Corporate social responsibility (CSR) is the concept that every business should be concerned with more than just profits. And with generations that care more about the impact that businesses have on social, economic, and environmental issues, there has been an increasing amount of pressure from stakeholders to make CSR an integral part of a company’s business strategy.
In fact, according to a Cone Communications study, 87% of consumers will purchase a product because a company advocated for an issue they cared about.
Yet, despite many of the amazing things that corporations are able to accomplish with CSR initiatives, we still see many consumers criticize them as being nothing more than a publicity stunt stemmed from profit-focused business leaders.
Although there is nothing wrong with building a CSR strategy stemmed from the demands and expectations of your customers, it is important to make sure that the strategy is consistent with the mission, vision, and values of your company.
Make What You Market
The biggest reason CSR initiatives fall short is that they feel ingenuine to employees and customers. This happens when the main driver is marketing.
When companies spend all of their time focusing on how their CSR strategy will make their brand look great, they miss out on making moves that will actually impact the community and live up to the things their marketing campaigns are saying.
At PHOS, we love the mindset of making what you market. We consider “Proof” the fifth marketing P and define it as being exactly what is sounds like. It’s evidence that your messaging matches – or doesn’t match – with what you are providing your customer
When it comes to CSR, practicing what you preach or making what you market is crucial.
A CSR strategy practiced with integrity can do much more good for your company than great publicity.
So, how can you start making what you market, keeping the focus on the cause, and letting your actions speak louder than words? There are a couple things that we practice at PHOS that we think any business could benefit from.
Create a Vision for Your CSR
Your CSR initiative doesn’t mean much when there is not a vision behind what you are trying to accomplish. When business leaders put a vision and a goal behind their strategy, employees are able to get behind it and customers understand why you are doing what you are doing.

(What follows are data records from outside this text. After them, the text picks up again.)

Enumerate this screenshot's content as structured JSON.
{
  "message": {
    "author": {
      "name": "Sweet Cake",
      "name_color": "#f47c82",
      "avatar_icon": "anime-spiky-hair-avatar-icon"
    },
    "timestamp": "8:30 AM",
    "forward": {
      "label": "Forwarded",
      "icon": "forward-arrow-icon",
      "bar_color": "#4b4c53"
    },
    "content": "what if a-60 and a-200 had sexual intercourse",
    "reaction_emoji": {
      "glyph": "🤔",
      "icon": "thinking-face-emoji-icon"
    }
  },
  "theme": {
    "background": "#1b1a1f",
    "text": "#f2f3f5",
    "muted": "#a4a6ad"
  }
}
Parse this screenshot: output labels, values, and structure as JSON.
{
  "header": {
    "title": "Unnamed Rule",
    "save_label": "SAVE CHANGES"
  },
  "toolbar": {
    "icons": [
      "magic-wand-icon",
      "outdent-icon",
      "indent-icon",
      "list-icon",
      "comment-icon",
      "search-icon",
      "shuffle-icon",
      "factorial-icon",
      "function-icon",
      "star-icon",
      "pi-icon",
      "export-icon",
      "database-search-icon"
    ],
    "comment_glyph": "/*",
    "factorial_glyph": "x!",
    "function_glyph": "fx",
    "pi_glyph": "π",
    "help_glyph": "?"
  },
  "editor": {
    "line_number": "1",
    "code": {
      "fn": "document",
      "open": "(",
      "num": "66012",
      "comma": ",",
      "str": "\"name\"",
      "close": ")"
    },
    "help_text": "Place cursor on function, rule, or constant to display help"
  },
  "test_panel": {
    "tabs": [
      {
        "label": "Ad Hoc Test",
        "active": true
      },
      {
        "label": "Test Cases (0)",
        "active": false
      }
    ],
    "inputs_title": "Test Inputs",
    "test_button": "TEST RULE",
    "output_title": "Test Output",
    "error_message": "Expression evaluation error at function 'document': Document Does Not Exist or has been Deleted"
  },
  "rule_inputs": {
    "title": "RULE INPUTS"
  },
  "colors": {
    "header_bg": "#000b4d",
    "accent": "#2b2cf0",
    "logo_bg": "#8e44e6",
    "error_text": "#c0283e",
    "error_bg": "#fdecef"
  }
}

Here at PHOS, we have a vision for our Global Mission. By the end of 2020, PHOS strives to support 20 children through Compassion International, a child advocacy ministry that releases children from physical, spiritual, social, and economic poverty.
We keep this vision front of mind by highlighting pictures and handwritten letters from the children we are helping on our wall in the studio.
Help Your Employees Get Involved
If your company truly cares about making a difference in the community, environment or workplace, your CSR strategy will allow them to get involved.
For smaller companies, allowing your employees to have a voice in the causes that they care about and enabling them to pursue those causes will give them clarity and confidence that you are interested in making a difference – even when nobody’s looking.
At PHOS, our team members have the option to take one day of paid time off per year to volunteer for a charity of their choice. Our team has been excited about this initiative and appreciative of the dedication to the community from leadership.
Other ways that we have seen companies involve their employees is by hosting group events to volunteer or creating friendly competition in food drives or sustainability initiatives.
Keep Your Eye on the Prize
In this case, the prize is the positive impact that your company is working towards through your CSR initiatives. It’s important to steer away from always thinking about what your CSR initiatives will do for the profitability of the company. Your initiatives are not about the wonderful things that you are doing for the world. It is about the differences that you are contributing to and the impact that you are making.
When your focus is on the cause, the recognition will come on its own.
“The point of purpose is to determine how you will serve others.”